How can cyber leaders work with corporate peers to win buy-in from c-suites and boards of directors?
It’s important to engage them in understanding and setting a baseline. Just like buying a house, a home inspection is critical. The last home inspection may have been fine, but over time, changing building codes, and changes in how the structure is utilized all inform the baseline.
Engaging leaders to better understand their critical processes, business operations, and business outcomes can provide a baseline that structures your work and approach. All of this is mapped against credible industry standards and benchmarks to inform a potential aspirational maturity state. A map of key risks provides an overlay to determine areas of highest and most urgent investment need, with an appropriate pace and priority over several years. This is the homework and heavy lifting upfront. Take time to listen and understand the history of why certain conditions exist and then pivot to solutions; don’t assume conditions are due to bad people or negligence.
What kinds of non-technology training do security leaders need to be successful in large and/or global enterprises?
They would benefit by taking a page from management consulting best practice, understanding the process of how decisions are developed, socialized, and “sold.” Very rarely have I built a business case that immediately received buy-in even when there was significant financial ROI and/or clear and present risks. I had to take my ideas out, bounce them off stakeholders, incorporate feedback, and sometimes convince and win over passive resisters.
It helps to maintain an unrelenting curiosity in and out of your industry vertical, and to continuously develop your interpersonal skills. I’ve had to learn about organizational behavior, emotional intelligence, legal standards and precedents, investment operations, global supply chain logistics, public speaking and more.

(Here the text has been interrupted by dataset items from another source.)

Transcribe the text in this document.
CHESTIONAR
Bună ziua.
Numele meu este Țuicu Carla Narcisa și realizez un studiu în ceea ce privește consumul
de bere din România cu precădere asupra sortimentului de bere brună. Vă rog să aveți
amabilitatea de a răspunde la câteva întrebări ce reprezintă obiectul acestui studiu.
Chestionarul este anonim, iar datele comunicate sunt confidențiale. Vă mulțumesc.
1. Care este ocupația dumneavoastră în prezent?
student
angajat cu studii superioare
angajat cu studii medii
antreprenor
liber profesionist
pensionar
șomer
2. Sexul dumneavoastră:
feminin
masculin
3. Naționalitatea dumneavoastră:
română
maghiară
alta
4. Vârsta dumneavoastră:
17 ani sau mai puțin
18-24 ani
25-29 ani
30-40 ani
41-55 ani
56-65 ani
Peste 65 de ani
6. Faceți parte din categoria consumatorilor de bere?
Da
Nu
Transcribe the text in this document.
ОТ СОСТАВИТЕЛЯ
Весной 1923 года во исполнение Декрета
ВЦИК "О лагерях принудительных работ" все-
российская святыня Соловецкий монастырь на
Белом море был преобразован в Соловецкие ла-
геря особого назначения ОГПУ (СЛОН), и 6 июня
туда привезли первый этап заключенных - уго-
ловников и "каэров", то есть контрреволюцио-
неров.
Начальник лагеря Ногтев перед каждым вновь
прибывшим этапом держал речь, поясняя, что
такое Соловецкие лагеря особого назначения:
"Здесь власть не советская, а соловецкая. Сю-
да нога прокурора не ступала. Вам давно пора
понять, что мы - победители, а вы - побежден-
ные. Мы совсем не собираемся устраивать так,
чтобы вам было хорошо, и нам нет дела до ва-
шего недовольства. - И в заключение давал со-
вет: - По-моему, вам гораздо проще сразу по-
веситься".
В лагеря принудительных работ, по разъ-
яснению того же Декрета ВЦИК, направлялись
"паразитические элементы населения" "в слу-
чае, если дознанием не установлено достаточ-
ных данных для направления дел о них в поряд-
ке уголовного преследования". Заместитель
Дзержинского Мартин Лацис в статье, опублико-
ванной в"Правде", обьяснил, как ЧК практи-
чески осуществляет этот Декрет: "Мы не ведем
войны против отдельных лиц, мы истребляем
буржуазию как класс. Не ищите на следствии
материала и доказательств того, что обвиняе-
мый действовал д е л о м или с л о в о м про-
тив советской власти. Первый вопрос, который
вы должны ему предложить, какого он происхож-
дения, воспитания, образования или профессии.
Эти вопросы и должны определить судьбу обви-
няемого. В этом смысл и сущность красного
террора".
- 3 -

Why did you join Cybersecurity Collaborative?
We all face similar problems securing our companies from an evolving and growing cyber-threat landscape. Learning from peers across industries — problem-solving with them — yields better decisions and faster results. Learning from peers in other industries will help me develop pragmatic solutions that my company and our customers can benefit from.
Why did you become a member of the Collaborative’s Executive Committee?
The overwhelming constant during the past eight years in cybersecurity has been the willingness of peers to share knowledge, insights, and solutions without reservation. Over the years, several of the current Cybersecurity Collaborative Executive Committee members have provided small nuggets of advice to me that provided the catalyst or spark for a broader solution. These are people I highly respect, so I’m humbled to join them in paying it forward.